The reasons for this steep decline in Black land ownership vary. Of course, the overall decrease in small scale agriculture over the past 150 years is a contributing cause, as is the Great Migration, during which millions of African Americans left the rural South for opportunities in the North, Midwest, and American West.

https://sites.tufts.edu/gis/files/2019/05/Gordon-Melissa_UEP232_Fall2018.pdf

The Un and Underbanked

According to the U.S. Census Bureau

21% of Black households are unbanked, compared to 5% of Americans.

34% of Black households are underbanked (meaning they do not have the range of bank provided services they need).

42% of Black households are not fully banked.

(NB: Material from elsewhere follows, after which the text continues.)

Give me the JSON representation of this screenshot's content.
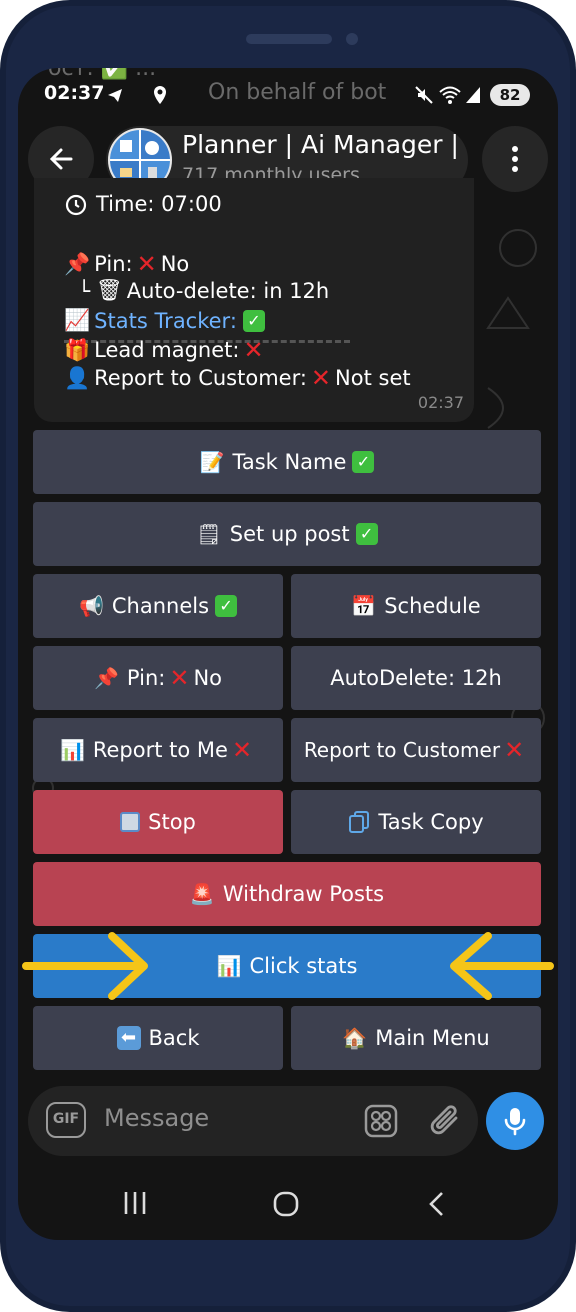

These conditions can be attributed tom a number of reasons; justified distrust in banks, exclusive cost barriers, racial discrimination in credit access and bias in financial underwriting, the list goes on and on.

Part of this change in supply was structural, as institutions that had been founded to serve low- and middle-income communities either changed strategy or were acquired. Other changes happened at a product and customer level as banks reduced the cross-subsidies from higher-balance customers to lower-balance ones through minimum balance requirements, increased account fees, and overdraft charges.

I argue that these results come from federal housing policies from the early 20th century, these structural inequities can be immediately traced to the Great Repricing phenomenon that started four decades ago. Put shortly , retail banks began realizing through cross-subsidized accounts, higher net worth customers contributed the lions share of revenue, and smaller accounts ended up costing banks more to operate, thus incentivizing and tailoring services to higher net-worth persons, thus excluding lower income persons mainly, thusly people of color.

The inability of blacks to participate in the traditional financial system in an inclusive way has forced them to seek alternative financial services(high interest loans, payday loans, etc.), the vast majority of these means predatory in nature, thus incentivizing and perpetuating destructive institutions within their environments, reinforcing detrimental financial customs within black communities, further disabling them.

There is much that still must be unpacked, nevertheless I beleive the solution to these inequities lies in emerging technology, and venture capital infrastructure.

Black culture through a number of vessles has been the fuel behind American Capitalism. The insatiable desire for black culture, bodies, and soul is effortlessly elucidated by the most prominent trends in music, fashion, hype economies, vernacular customs, etc.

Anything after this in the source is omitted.